Power is incorporated in the Cayman Islands (editor’s note – this is typically a red flag in itself) but located in California. It solicits customers with a promise to integrate their social media accounts into a single experience.

Power got crosswise with Facebook when Power induced its customers to provide their Facebook login information, which allowed Power to “scrape” Facebook’s proprietary material. To make matters worse, Power obtained lists of their users’ Facebook friends and sent those folks unsolicited e-mail messages “from” “@facebookmail.com.”

Facebook sued Power and its CEO, Steve Vachani, in a California federal court, alleging that Power and Vachani violated the Computer Fraud and Abuse Act and the CAN -SPAM Act. Power and Vachani filed motions for summary judgment, which the court denied.

The CFAA prohibits a person from accessing another person’s computer and obtaining information.
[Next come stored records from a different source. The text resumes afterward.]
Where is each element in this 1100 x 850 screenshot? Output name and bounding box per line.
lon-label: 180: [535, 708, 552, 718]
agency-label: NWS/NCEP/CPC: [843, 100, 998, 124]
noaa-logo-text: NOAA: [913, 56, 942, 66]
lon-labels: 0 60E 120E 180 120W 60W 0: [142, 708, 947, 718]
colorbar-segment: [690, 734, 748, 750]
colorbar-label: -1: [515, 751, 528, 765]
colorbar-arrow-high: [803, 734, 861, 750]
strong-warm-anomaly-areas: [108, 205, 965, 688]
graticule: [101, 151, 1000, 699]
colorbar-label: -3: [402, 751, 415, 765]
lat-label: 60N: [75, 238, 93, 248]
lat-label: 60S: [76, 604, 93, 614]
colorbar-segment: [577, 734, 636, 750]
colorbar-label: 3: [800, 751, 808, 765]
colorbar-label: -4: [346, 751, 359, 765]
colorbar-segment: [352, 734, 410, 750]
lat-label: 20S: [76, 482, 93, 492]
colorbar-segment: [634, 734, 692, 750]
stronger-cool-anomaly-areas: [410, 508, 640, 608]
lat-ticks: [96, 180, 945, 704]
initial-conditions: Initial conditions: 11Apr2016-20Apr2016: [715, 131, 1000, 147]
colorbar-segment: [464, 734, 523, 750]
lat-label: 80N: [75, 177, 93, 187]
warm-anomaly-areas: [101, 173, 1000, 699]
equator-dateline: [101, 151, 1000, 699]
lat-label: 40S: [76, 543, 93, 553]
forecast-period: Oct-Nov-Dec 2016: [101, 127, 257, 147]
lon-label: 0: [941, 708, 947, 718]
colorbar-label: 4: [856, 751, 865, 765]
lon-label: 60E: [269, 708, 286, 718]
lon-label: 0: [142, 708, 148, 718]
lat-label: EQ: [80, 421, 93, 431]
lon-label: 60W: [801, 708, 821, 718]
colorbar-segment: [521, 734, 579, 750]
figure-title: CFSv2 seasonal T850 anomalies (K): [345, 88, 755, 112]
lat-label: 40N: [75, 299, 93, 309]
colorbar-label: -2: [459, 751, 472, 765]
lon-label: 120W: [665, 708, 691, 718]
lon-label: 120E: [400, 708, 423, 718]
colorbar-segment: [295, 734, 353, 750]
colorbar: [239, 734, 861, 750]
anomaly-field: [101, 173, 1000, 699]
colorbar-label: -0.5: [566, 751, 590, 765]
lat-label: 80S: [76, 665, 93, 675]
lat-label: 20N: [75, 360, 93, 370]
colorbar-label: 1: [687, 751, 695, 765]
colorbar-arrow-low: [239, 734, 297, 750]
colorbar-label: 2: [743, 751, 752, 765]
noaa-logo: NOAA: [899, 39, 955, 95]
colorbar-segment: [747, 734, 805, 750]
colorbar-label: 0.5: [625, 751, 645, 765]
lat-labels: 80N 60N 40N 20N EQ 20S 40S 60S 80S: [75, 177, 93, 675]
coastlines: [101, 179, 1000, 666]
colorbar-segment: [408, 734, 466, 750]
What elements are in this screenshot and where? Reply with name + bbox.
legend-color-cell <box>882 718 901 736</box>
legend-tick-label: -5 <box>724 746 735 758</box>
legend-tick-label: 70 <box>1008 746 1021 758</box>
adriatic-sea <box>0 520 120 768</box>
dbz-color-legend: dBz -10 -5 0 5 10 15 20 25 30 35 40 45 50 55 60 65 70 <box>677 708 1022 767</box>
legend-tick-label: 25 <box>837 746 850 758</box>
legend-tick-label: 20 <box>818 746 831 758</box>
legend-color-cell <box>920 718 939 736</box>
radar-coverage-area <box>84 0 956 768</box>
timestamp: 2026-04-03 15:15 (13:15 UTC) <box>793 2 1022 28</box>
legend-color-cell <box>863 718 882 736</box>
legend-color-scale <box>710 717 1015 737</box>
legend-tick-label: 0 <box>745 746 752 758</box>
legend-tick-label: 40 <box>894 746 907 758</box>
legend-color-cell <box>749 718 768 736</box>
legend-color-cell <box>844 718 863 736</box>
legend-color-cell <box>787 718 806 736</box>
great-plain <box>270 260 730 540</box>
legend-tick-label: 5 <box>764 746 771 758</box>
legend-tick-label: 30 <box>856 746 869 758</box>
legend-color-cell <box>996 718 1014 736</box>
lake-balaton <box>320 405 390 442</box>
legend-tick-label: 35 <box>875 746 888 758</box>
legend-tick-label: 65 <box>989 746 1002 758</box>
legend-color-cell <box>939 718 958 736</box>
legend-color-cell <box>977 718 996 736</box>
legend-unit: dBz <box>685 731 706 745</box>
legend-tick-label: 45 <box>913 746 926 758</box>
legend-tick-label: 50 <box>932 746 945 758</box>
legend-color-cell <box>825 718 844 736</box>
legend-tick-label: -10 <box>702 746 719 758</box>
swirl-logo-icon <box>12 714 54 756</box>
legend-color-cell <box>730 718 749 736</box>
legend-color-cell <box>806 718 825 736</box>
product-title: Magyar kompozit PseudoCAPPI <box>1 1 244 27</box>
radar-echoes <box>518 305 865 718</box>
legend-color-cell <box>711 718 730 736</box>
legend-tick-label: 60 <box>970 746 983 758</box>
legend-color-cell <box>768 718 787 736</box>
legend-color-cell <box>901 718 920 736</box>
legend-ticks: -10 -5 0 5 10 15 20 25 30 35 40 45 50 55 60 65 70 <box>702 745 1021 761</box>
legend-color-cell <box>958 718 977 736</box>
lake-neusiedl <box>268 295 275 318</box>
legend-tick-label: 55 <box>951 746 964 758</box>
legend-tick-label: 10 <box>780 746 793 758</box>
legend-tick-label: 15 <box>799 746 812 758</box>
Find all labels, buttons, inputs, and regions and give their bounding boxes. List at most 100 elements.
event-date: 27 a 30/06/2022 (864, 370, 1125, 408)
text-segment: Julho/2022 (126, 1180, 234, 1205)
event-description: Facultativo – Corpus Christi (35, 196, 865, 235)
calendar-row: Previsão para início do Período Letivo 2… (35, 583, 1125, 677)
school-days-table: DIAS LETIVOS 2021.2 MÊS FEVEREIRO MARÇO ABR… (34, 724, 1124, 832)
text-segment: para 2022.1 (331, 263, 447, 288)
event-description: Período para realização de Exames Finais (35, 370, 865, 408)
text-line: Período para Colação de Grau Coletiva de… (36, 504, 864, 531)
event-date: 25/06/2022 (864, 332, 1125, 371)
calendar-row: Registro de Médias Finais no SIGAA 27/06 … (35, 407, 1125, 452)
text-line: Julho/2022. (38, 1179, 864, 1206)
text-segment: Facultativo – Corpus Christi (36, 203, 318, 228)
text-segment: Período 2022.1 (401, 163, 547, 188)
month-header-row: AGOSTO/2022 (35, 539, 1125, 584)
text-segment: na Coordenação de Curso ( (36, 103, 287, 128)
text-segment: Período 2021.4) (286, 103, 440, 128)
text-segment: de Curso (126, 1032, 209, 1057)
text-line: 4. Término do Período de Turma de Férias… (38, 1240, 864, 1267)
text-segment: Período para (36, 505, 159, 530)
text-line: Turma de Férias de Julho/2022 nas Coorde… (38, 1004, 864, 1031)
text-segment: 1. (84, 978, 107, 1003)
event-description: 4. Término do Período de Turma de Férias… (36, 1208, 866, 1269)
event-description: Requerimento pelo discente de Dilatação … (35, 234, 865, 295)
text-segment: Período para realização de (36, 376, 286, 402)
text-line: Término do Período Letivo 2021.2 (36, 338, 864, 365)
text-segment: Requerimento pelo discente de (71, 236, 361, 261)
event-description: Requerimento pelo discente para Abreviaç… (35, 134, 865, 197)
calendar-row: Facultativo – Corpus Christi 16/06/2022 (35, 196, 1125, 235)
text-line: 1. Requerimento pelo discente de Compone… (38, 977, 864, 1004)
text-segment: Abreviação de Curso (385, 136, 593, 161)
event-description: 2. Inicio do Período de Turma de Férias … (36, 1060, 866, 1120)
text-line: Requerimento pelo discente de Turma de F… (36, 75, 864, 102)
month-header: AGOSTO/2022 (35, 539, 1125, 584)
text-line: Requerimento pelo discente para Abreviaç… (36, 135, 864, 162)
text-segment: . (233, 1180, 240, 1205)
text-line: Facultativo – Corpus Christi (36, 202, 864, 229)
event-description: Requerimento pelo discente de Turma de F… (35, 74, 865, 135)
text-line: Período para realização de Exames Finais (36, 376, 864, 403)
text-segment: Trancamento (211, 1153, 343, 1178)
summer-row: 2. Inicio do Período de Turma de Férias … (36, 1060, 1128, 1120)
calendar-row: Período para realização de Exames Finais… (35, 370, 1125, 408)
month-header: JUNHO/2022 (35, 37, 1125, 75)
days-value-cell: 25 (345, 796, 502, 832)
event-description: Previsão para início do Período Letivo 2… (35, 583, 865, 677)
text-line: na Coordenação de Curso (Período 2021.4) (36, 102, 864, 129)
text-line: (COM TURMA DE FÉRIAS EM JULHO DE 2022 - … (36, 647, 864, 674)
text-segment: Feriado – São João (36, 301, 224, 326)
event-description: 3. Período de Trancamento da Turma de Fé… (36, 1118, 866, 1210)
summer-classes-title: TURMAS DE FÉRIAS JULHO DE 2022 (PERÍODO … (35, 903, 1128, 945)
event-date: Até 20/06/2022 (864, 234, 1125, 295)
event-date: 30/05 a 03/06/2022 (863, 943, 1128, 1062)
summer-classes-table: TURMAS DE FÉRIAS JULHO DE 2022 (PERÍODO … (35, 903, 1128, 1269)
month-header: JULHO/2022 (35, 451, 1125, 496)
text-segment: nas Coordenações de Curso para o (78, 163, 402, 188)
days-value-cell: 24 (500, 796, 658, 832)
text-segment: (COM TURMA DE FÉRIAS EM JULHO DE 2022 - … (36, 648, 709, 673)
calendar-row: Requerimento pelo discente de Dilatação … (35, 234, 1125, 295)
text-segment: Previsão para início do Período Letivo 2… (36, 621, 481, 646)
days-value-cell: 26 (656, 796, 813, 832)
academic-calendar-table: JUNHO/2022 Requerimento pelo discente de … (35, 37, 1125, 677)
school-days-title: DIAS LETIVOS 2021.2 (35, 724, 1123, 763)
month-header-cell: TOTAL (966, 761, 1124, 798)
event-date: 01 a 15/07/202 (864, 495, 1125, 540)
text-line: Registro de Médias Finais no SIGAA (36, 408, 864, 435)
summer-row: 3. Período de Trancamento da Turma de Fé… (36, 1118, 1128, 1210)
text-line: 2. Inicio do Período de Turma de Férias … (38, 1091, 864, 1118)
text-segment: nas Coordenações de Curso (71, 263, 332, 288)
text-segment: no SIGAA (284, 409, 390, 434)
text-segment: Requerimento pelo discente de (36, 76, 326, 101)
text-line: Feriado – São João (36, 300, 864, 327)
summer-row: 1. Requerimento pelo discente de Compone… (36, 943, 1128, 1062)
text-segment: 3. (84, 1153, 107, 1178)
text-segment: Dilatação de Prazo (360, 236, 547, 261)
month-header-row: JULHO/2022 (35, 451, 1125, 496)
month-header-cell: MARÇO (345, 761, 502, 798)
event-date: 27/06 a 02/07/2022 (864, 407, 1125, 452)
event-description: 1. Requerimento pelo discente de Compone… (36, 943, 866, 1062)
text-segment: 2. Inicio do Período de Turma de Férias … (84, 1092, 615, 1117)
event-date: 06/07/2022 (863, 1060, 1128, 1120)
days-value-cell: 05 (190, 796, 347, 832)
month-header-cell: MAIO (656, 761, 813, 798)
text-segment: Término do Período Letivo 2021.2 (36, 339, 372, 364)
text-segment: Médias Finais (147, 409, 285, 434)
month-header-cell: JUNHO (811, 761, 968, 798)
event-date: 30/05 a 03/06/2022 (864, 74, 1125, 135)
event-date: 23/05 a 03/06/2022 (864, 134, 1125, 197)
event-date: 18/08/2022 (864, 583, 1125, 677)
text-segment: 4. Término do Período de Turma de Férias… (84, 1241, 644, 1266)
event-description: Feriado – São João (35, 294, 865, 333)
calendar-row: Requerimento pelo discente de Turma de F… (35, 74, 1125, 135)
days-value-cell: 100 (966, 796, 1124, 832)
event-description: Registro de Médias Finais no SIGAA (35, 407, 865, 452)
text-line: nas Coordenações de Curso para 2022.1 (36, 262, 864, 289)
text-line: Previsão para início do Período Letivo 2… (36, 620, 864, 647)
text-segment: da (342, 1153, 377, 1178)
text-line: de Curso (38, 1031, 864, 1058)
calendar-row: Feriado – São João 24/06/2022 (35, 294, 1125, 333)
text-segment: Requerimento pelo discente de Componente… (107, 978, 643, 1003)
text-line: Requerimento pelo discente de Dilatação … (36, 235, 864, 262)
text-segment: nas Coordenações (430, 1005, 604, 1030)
To sustain a CFAA claim, the victim has to show that damage or loss resulted from the unauthorized access. Power and Vachani argued Facebook was required to show that the scraped information had inherent “value.” They claimed Facebook failed to produce any evidence on this point. But the court disagreed. It found that the applicable section of the CFAA did not require the information to have “value.” And the court found that Facebook established it suffered a “loss” by virtue of its spending money to investigate and stop the activity.

The court also rejected the motions to dismiss the CAN -SPAM claims. That statute prohibits a person from sending a materially misleading commercial e-mail. Facebook argued that identifying the sender as “@facebookmail.com” met that standard since, you know, Facebook had nothing to do with the e-mail. Power and Vachani countered that the body of the e- mail clarified any confusion created by the sender line, and so the messages were not materially misleading.

The court was not sympathetic. It noted that the CAN -SPAM act considers an e-mail materially misleading if “the alteration or concealment of header information” would impair the ability of an Internet Service Provider (“ISP”) or the recipient of the email to “identify, locate, or respond to a person who initiated the electronic mail message.” Given the specific reference to "header information," the court had an easy time rejecting Power’s arguments.

The court also dismissed Power’s contention that Facebook lacked “standing” to bring the claim because it was not a recipient of the e-mails. Under CAN -SPAM, anyone “adversely affected” by a “pattern or practice” that violates the Act may bring suit. Facebook qualified.

The court rejected Vachani’s effort to escape liability because Vachani admitted that he controlled and directed Power’s Facebook related activities. Vachani’s active participation in the scheme meant he couldn’t rely on the law that protects corporate officers from liability for the acts of the corporation. Here it wasn’t Vachani’s title that got him into trouble – it was his active participation.